RE: Psi and Science Fiction

John Holmes (
Fri, 6 Aug 1999 10:21:16 -0700

I'm not sure this is entirely accurate. I believe there was one experimental observation that could not be explained by Newtonian gravity: Le Verrier in 1859 saw that the perihelion of Mercury advanced by 38" / century more than Newtonian gravitation would predict. Later they discovered that it was really 43" per century, but the point is that it could not be explained by Newton's law and was widely known. It is not what led Einstein to develop GR, but it was one of the more influential pieces of his puzzle and when an early paper he wrote predicted this effect (based on incorrect field equations, but in such a way that they did not come into play in this particular calculation) I'm sure he felt more confident in his progress.


-----Original Message-----

From: [] 
Sent:	Friday, August 06, 1999 8:12 AM
Subject:	Re: Psi and Science Fiction

Bryan Moss, <>, writes:
> Eliezer S. Yudkowsky wrote:
> > Actually, from what I've read, Einstein came up with the General Theory
> > of Relativity completely out of the blue, based on no experimental
> > evidence whatsoever.

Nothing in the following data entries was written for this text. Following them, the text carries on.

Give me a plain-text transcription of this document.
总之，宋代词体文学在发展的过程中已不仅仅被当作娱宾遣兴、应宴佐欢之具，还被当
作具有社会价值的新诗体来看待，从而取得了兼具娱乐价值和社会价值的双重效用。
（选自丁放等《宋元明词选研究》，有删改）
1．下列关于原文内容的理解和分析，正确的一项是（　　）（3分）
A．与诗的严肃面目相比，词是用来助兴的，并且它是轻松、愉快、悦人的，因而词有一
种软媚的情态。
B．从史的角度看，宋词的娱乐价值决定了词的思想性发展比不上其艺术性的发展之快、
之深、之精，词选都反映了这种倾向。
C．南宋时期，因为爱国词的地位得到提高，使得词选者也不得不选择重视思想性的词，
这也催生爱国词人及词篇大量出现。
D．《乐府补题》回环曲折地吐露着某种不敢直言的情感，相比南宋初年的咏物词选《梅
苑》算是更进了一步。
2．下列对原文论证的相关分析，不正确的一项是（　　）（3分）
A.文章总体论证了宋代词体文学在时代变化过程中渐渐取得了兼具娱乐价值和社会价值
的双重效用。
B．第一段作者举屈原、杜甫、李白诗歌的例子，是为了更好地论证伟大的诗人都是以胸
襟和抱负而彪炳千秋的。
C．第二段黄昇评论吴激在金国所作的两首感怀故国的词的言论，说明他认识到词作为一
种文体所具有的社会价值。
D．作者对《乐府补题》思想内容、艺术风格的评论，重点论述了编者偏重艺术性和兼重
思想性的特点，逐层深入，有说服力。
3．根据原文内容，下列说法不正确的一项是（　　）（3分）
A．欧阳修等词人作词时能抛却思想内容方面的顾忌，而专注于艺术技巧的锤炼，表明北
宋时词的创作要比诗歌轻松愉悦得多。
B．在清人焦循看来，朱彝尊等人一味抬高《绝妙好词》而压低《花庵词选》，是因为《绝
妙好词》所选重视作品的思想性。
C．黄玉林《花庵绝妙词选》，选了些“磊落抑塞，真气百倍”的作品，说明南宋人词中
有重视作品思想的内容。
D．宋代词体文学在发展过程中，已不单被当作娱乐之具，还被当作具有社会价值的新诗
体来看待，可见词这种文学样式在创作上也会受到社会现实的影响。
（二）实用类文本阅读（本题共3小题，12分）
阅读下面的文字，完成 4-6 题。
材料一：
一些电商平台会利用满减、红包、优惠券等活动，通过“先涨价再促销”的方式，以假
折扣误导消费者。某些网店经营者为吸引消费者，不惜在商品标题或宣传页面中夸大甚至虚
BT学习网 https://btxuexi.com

I find this to be the single most impressive
> > mental feat of all time.
> Previous to Relativity there had been experiments to show that the speed
> light could be absolute and that time dilation could be necessary to
> some inconsistencies in electromagnetism. In fact Relativity was
> answer to the apparent time dilation necessary in electromagnetism (there
> had been papers on the concept of relativity but apparently Einstein
> read them). Later Minkowski created the concept of spacetime. Einstein
> came up with the idea of spacetine curvature while investigating tidal
> gravity. Not exactly 'out of the blue' but still very impressive.

I think what Eliezer means is that there was no experimental evidence showing any problems with Newtonian gravitation. However it is clear that Newtonian gravity is incompatible with special relativity, since it requires instantaneous action at a distance. If you try to patch it up with "lagged gravity" (where you are attracted to where the object was at the speed-of-light time in the past) you get unstable orbits. It was an attempt to come up with a theory of gravity that is consistent with special relativity that led, after enormous difficulty, to general relativity. This then turned out to make some predictions that were slightly different from Newtonian gravity, and to everyone's amazement they were confirmed, turning Einstein into a superstar.